McGee was born on a sharecropper’s farm belonging to his grandfather near Clemson, South Carolina. He had little formal schooling and no art education before his move to Detroit in 1934, another example of the Great Migration. Once relocated he took art classes at the public library and was given a scholarship by the Detroit Institute of Arts to take evening drawing classes. Students drew from works in the museum’s collection, about which McGee said: “the museum was freeing, and I was in heaven. It opened up a whole new world.”
Unfortunately, McGee’s formal education ended in the tenth grade with the death of his mother. He was employed on a Works Progress Administration painting project before taking a factory job in the foundry and learned how to handle metal—a critical skill that served him well later when he made large-scale sculptures. Between 1943 and 1947 McGee served in the United States Marines and was stationed in the South Pacific as part of an all-Black supply company. He also worked in the laundry where he became acquainted with different fabrics, information that proved useful when he began making collages. Following his military service McGee returned to Detroit and took another job on an auto industry assembly line until the early 1950s when he shifted to the United States Army Tank Automotive Center. He was employed as a draftsman there until 1967.
Using the GI Bill, McGee took classes as a part-time student for ten years at the Society of Arts and Crafts (now the College for Creative Studies). He also became involved in the Black art scene in Detroit where Hughie Lee-Smith was active. McGee continued to visit the Detroit Institute of Arts where in 1955 he saw Jacob Lawrence’s John Brown series. In late 1967 he quit his industry job and began a yearlong sojourn in Barcelona, enrolling first at the municipal Escuela Massana, but shortly afterward moving on to another school where he concentrated on printmaking. He saw work by Pablo Picasso and Joan Miró and became enchanted by “the texture of living, the colors, [and] the oldness of everything” in Spain.
Upon his return to Detroit, in 1969 McGee opened Gallery 7, for the specific purpose of exhibiting Black art and selling African masks. He also organized the Charles McGee School of Art, where volunteer instructors taught Black youth. The school remained active until 1974. During the spring term of 1970 he was one of twelve Black artists in residence at the University of Delaware. At Eastern Michigan University in Lansing he first served in a similar position in 1969 before becoming a tenured faculty member until his retirement in 1987. In 1978 McGee founded the Contemporary Art Institute of Detroit and received the first Michigan Foundation for the Arts (now the Michigan Council) award. In 2008 the Kresge Foundation honored him with the first Eminent Detroit Artist award.

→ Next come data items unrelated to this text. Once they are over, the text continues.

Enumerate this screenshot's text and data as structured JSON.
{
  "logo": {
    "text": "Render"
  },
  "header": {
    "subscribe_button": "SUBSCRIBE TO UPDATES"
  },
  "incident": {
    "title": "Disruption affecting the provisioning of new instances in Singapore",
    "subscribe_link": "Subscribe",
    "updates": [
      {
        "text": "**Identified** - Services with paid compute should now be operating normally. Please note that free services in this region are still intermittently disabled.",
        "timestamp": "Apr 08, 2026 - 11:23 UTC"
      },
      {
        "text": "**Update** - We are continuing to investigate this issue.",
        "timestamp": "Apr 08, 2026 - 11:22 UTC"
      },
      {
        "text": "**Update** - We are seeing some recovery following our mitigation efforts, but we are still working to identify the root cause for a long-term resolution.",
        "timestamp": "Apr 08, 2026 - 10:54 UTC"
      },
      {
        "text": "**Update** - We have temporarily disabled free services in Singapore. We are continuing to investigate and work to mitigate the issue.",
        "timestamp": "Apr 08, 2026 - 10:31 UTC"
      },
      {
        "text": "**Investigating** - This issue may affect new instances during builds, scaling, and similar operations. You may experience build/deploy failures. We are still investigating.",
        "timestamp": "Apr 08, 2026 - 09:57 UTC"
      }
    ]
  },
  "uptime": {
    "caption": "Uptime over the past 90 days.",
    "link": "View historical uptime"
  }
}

Initially a painter who depicted African and Egyptian infused imagery, McGee also enjoyed experimenting in a variety of materials and techniques: he had a non-objective phase on shaped canvases, made collages, and did large scale charcoal drawings; he also dabbled in plaster, which gave texture to his surfaces, as well as neon for reliefs. In addition, he was responsible for several large public commissions crafted from aluminum, both in relief and large, freestanding sculptures. He explained his goals: “Discovering solutions that transform mundane public spaces into lively, aesthetic, people-friendly environments is the will or force that motivates my work. … I am convinced that public art has a responsibility to educate, to maintain integrity, and to act in the service of its audience.”